Having a waterproof phone just makes sense, and the tradeoffs just aren't as big as they used to be
I went camping over the weekend, and after four days in the "wilderness" (or as wild as I'll get involved with) I realized it's really awesome to be carrying a smartphone that's waterproof. And now that the compromises of having a waterproof phone don't amount to thick rubber housings, rugged styling or even flaps over ports in many cases, I'm wondering why nearly every phone released today isn't in some way resistant to liquids.
I chose to carry a Galaxy S5 in my pocket over the weekend, and not because of its software, camera or any other feature — I primarily chose to use it because it's the one waterproof phone that I have. I brought my Nexus 5 along (how often do I not have two phones on me?) as well, but it was tucked safely in a backpack for the times I needed it. The phone that got used was the one that would survive the inevitable spills, bumps and moist encounters a phone is often faced with when you're camping.
Accidents happen. Phones (well, lots of expensive, fragile things) get dropped in water or have liquids spilled on them on a regular basis. But this happens at a dramatically higher pace when you're camping with a bunch of friends and family. Not because anyone's out to get your phone wet on purpose, but simply because you have several people together having fun very close to a body of water.
If someone spilled a freshly-opened beer on my phone, everything was going to be okay.
Drinks were spilled. Tables were bumped. Chairs were tipped over. Boat rides were taken. Kayaks were used. And the one thing I never worried about was whether or not my GS5 was going to be alright around all of these potentially electronics-killing situations. I've seen more than my fair share of phones dropped in wet cup holders, doused in beer on a picnic table or accidentally splashed getting out of the boat, and it's never a fun experience.
But over this long weekend I didn't worry about any of that. I got up from a table full of people and left my phone sitting there, knowing that when I returned in 10 minutes it didn't matter if someone spilled a freshly-opened Blue Moon all over it, or there was a crazy flash flood-inducing rain storm (sadly that second one happened this weekend). I brought my phone with me on a morning kayak ride and took some awesome pictures of the rocks along the lake and of a deer taking a stroll along the shore — pictures I never would have captured with another phone simply because I'd be too scared of getting it wet to bring it.

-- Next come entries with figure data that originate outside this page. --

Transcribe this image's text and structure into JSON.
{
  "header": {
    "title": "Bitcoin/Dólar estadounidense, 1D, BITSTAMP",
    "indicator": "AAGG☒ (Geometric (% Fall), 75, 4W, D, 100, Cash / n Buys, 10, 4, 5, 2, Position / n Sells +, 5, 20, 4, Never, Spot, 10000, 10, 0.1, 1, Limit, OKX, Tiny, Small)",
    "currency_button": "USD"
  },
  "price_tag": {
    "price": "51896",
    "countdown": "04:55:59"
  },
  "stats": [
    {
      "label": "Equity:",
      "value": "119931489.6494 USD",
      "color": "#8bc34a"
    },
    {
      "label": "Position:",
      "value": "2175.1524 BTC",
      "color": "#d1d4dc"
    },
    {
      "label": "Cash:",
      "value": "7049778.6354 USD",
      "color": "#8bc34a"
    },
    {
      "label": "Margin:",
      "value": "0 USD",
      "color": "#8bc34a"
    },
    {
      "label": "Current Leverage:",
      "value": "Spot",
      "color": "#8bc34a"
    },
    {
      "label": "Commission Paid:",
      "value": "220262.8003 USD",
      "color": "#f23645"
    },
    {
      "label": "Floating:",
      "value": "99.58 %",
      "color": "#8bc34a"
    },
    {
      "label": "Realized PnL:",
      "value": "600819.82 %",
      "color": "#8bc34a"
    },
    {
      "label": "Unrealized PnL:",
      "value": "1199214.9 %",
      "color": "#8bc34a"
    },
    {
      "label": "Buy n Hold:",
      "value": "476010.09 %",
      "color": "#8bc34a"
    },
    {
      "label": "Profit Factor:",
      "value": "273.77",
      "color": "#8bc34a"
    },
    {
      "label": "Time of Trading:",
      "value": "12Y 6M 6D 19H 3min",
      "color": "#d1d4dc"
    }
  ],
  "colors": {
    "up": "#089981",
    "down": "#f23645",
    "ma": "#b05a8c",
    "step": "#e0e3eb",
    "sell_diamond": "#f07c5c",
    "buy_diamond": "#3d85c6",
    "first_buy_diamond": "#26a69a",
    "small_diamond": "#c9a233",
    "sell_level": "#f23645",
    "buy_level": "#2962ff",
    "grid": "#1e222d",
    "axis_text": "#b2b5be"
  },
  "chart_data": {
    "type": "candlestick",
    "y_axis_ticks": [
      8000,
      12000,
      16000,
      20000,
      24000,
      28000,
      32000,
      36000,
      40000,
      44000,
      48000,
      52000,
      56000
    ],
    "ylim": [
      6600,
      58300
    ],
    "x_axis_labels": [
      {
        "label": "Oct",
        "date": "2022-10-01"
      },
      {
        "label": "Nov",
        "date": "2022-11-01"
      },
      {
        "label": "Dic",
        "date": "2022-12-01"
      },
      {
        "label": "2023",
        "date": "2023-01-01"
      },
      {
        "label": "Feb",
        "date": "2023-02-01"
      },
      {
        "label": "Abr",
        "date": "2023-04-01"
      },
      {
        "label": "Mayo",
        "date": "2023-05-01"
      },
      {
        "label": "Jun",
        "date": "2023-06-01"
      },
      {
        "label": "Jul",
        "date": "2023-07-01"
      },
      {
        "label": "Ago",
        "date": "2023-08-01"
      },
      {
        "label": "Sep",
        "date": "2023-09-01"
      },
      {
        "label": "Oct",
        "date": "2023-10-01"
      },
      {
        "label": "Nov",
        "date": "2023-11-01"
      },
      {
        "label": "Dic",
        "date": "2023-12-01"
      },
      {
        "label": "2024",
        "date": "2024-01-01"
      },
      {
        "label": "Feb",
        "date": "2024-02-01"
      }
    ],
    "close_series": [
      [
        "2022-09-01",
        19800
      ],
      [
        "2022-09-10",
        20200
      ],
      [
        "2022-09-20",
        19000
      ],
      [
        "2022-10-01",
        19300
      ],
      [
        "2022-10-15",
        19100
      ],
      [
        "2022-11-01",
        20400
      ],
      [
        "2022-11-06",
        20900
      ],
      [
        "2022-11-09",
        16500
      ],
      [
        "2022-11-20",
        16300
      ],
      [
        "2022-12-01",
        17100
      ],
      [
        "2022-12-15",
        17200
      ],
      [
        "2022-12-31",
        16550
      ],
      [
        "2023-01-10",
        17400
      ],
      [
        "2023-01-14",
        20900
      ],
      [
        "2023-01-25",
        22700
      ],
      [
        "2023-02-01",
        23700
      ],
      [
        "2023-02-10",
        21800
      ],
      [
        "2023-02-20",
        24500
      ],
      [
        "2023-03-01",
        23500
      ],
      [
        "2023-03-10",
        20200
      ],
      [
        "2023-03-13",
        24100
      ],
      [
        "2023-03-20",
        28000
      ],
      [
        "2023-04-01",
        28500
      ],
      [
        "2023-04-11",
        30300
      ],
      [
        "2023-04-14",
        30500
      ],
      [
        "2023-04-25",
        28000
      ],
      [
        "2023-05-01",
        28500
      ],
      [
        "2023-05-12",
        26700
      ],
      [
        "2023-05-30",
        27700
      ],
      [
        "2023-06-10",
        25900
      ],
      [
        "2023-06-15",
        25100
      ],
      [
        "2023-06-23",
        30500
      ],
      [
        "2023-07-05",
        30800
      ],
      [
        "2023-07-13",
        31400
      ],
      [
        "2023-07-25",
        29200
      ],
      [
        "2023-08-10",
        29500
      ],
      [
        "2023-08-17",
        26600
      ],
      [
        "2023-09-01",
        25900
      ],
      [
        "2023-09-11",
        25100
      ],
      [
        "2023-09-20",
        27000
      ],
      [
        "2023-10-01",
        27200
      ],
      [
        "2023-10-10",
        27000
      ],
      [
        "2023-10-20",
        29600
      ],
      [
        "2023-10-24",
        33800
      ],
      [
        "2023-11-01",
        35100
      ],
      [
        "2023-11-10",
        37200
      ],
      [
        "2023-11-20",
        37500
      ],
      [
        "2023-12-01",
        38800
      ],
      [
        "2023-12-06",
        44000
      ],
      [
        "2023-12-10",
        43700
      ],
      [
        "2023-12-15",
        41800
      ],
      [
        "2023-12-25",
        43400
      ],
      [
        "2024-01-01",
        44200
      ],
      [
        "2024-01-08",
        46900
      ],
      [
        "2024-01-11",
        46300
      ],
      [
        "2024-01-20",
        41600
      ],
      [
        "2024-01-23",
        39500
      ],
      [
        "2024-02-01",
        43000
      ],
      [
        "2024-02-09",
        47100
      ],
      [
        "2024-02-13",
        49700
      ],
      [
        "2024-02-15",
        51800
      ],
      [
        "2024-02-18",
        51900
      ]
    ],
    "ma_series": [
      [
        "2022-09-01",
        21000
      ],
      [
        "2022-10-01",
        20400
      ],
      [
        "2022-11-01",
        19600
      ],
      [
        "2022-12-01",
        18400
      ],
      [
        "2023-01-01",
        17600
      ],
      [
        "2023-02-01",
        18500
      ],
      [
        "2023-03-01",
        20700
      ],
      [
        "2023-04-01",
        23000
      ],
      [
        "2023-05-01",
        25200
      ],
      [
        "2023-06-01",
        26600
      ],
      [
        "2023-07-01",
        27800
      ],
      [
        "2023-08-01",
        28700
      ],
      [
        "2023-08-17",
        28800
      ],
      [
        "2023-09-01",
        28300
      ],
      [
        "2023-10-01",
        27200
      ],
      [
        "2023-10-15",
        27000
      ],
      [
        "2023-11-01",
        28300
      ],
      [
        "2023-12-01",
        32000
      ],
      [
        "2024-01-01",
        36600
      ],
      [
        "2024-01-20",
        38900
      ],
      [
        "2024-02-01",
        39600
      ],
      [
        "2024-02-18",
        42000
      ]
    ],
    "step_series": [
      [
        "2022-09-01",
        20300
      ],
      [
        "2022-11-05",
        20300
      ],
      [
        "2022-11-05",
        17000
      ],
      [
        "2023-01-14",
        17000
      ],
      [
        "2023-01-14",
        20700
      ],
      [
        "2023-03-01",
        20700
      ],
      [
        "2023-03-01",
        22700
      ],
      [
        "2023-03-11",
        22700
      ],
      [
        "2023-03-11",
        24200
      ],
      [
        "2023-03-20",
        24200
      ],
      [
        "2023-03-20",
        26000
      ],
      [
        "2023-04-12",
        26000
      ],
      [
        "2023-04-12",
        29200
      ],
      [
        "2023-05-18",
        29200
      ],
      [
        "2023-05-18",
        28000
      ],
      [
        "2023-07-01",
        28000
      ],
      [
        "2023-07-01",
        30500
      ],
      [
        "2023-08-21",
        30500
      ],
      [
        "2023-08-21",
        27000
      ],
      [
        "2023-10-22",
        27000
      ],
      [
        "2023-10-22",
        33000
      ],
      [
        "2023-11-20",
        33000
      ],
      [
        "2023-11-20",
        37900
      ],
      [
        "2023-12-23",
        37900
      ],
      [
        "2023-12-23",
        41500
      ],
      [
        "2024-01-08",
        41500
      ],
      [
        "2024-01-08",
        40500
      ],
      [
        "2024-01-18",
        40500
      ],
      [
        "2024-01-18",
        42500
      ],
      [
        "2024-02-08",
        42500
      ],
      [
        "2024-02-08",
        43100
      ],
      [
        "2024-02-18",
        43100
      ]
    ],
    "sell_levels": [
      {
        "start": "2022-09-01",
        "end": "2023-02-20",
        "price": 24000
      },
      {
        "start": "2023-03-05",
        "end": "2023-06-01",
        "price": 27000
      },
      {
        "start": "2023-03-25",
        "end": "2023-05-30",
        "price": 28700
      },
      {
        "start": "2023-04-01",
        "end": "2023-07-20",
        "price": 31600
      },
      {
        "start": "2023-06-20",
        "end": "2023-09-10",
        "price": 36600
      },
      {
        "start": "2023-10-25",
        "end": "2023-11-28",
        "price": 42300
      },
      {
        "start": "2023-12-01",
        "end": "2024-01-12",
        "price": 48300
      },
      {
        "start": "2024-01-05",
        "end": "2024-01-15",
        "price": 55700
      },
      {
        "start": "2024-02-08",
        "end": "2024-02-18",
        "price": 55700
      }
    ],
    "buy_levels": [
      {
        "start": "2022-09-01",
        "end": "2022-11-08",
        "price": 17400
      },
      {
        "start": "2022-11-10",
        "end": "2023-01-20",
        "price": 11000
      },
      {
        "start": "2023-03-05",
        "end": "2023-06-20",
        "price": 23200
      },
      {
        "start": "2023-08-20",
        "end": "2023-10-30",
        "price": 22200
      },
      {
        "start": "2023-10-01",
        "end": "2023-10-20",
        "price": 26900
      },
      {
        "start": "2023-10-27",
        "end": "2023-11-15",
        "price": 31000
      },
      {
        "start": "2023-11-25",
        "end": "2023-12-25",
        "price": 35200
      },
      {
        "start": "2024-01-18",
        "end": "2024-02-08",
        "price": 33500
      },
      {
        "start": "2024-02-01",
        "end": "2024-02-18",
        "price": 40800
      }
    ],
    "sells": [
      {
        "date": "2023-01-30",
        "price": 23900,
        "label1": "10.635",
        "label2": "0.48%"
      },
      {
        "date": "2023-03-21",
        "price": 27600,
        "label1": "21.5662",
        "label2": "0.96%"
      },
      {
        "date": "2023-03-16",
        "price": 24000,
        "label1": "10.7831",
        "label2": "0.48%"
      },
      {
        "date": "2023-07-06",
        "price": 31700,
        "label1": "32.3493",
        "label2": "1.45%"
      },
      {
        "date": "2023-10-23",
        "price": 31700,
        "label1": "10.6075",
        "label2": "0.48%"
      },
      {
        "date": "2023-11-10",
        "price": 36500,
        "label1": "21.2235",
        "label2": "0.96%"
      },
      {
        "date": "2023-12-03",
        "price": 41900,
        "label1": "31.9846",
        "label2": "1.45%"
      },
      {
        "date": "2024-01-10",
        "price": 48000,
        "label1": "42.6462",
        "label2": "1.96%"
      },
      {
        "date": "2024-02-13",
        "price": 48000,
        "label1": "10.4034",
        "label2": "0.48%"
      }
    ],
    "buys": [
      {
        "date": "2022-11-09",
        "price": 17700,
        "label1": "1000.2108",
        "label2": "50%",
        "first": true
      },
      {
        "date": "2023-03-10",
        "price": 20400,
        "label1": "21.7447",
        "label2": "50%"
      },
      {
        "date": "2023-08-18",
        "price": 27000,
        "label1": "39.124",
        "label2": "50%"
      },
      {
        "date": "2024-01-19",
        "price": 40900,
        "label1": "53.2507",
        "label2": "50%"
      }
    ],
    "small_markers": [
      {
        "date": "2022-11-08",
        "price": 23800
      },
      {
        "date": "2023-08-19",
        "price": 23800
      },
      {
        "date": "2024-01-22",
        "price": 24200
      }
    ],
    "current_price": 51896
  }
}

Every phone should be waterproof — or simply "water resistant" if you want to cover your bases — going forward. A few manufacturers, like Sony and Kyocera, have lead the charge and the likes of Samsung have started to catch up, but we're far from waterproofing being a standard feature currently.
I don't want to have to choose to use one phone over another simply because I'm scared of getting it near something wet. The technology is available, the added cost of waterproofing is negligible and it's a feature that consumers of all kinds can see real value in. It's time for every phone to be usable in a variety of situations — let's start with letting phones get wet from time to time.